Dunstan was a whole other prospect. He would make the perfect husband. Malleable. Kind. And definitely besotted. She would have no trouble twisting him around her finger. She just wished he’d been stationed at Bath or Brighton instead of the wilds of Scotland. She smiled in welcome as he arrived at her chair.
‘May I say how lovely you look this evening?’ he said eagerly.
‘Thank you, Lieutenant Dunstan, you are too kind.’
His eyes flickered down to her bosom and then up to her face. Desire shone in his eyes as he pressed the back of her gloved hand to his lips.
A public demonstration of possession.
Again the urge to run beat in her blood, but that would be cowardly. She gestured for him to take the chair vacated by Chrissie. ‘Lord Carrick’s castle is a thing of wonder, don’t you think?’
Again her roving gaze fell upon Ian. He was much closer now. Too close. Oh, why was he here of all places? She could not concentrate upon a thing Dunstan was saying. She shifted in her chair, turning to focus all her attention on the man at her side. But she could still feel Ian’s presence, like a dark shadow looming in the corner of a room.
She forced a smile at Dunstan, who blinked.
‘I think you will like Pater’s seat in Surrey,’ he said. ‘I am to go on leave at the end of the month. I hope you and your father will do us the honour of a visit?’
Perfect. A man only interested in
flirtation did not ask a woman to meet his parents. And it seemed he was no more enamoured of Scotland than she. ‘We will be delighted, I am sure. And I hope we will see you at Dunross Keep before you depart for England?’ It was to be her dowry. Her contribution to a convenient arrangement. He might as well see what he was getting.
‘It will be a pleasure since I will have business in the area.’
‘Military business?’
‘Indeed,’ he said heavily, his tone full of importance.

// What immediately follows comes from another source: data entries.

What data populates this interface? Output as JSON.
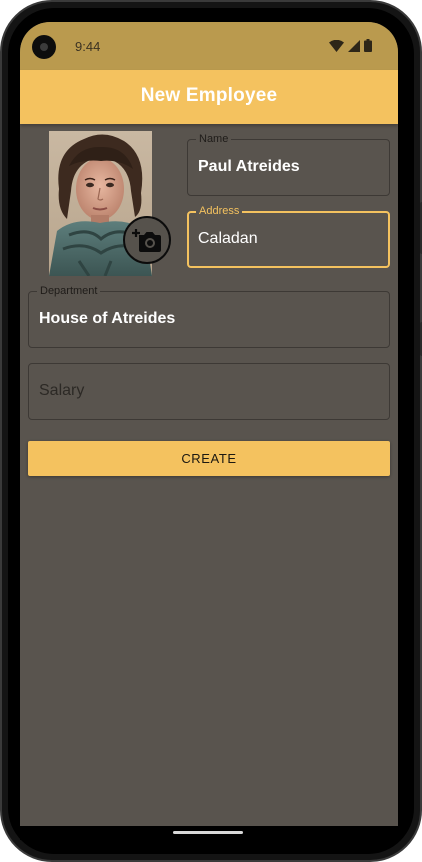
{
  "status_bar": {
    "time": "9:44",
    "icons": [
      "wifi-icon",
      "signal-icon",
      "battery-icon"
    ]
  },
  "app_bar": {
    "title": "New Employee"
  },
  "photo": {
    "alt": "employee-photo",
    "camera_icon": "add-photo-icon"
  },
  "form": {
    "name": {
      "label": "Name",
      "value": "Paul Atreides"
    },
    "address": {
      "label": "Address",
      "value": "Caladan"
    },
    "department": {
      "label": "Department",
      "value": "House of Atreides"
    },
    "salary": {
      "placeholder": "Salary"
    },
    "create_label": "CREATE"
  },
  "colors": {
    "accent": "#f4c25f",
    "status_bar": "#ba9a4e",
    "background": "#59544e"
  }
}
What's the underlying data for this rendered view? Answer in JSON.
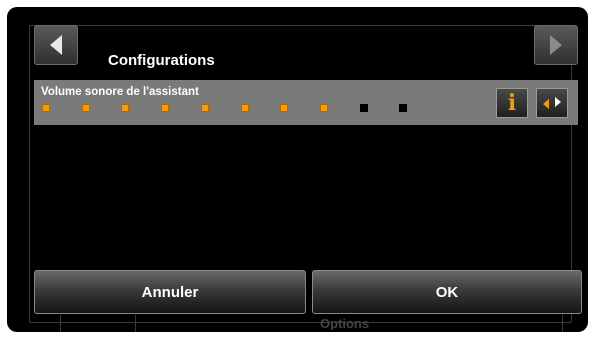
{
  "header": {
    "title": "Configurations",
    "prev_icon": "left-arrow-icon",
    "next_icon": "right-arrow-icon"
  },
  "setting": {
    "label": "Volume sonore de l'assistant",
    "level": 8,
    "max_level": 10,
    "info_icon": "info-icon",
    "adjust_icon": "left-right-arrows-icon"
  },
  "footer": {
    "cancel_label": "Annuler",
    "ok_label": "OK",
    "background_label": "Options"
  },
  "colors": {
    "accent": "#f29a10",
    "row_bg": "#7a7a7a",
    "screen_bg": "#000000"
  }
}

But since he did not volunteer to say more, she let the matter slide. ‘There are a great many people here I don’t know,’ she said brightly. ‘I am sure you know all those of significance. I would be grateful for your insights.’ If she’d learned one thing in her years on the town, it was how to make a man feel important.
The rather proud smile as he glanced around the room gave her a pang of guilt, but he seemed to enjoy the opportunity to show off his knowledge.

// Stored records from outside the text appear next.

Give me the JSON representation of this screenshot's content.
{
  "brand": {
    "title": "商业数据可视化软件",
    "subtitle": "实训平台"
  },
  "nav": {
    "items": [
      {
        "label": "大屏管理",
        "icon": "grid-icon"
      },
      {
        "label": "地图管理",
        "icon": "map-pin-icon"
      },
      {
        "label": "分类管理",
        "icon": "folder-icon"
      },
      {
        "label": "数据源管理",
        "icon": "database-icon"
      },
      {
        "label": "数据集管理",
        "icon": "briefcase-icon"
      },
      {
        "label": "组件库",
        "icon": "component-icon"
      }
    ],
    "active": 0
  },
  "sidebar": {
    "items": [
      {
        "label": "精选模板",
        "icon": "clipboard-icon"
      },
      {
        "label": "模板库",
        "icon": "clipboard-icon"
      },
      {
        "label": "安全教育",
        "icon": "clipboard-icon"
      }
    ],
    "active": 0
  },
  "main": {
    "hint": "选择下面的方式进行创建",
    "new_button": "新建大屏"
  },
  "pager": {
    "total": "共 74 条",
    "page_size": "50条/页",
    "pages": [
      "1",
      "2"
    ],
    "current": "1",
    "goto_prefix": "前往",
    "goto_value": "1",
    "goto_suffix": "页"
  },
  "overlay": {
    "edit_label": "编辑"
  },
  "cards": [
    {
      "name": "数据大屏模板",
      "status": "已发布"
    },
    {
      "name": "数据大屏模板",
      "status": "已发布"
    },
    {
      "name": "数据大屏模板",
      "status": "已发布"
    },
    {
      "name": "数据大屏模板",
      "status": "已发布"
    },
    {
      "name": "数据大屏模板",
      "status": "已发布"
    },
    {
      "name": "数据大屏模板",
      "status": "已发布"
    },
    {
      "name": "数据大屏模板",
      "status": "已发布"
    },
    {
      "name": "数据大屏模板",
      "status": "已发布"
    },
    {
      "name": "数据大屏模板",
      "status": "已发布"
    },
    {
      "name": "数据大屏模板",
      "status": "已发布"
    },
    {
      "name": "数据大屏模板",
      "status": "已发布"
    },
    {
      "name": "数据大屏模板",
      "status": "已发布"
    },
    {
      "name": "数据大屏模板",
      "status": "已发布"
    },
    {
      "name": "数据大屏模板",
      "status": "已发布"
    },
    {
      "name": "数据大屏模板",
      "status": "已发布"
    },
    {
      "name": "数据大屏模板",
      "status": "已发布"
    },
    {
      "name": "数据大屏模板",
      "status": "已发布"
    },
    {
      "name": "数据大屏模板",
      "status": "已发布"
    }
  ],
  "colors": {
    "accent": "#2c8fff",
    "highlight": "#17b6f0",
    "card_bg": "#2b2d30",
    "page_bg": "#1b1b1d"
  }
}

‘The couple talking to your father is the local constable and his wife. Colonel Berwick fought at Waterloo with the Black Watch.’
‘A brave man, then.’ Selina memorised the soldier’s face. A good wife paid attention to those who could aid her husband. And she would be a good wife. She was determined to keep her part of the bargain.
‘An unruly Highlander, more like,’ Dunstan grumbled. ‘They give the regiment no end of trouble.’ He was now staring at Ian.
Her blood ran cold. It was as if a chill wind had swept through the room. ‘What sort of trouble?’
‘Illegal whisky stills. Smuggling.’ His gaze narrowed.
If Ian was engaged in smuggling, he was more of a fool than she ever imagined. Without thinking, she noted the way his plaid grazed the tops of his socks as he sauntered with lithe grace to a group of guests not far from her chair.
Her heart hammered so loud she was sure Dunstan must hear it. Would he speak to her? Surely not. What would she say if he did? His words at their last meeting some nine years before had been horrid. Crushing. But more recently he had responded to a written request to call his brother home with a surprising alacrity. For that at least she owed him a debt of gratitude.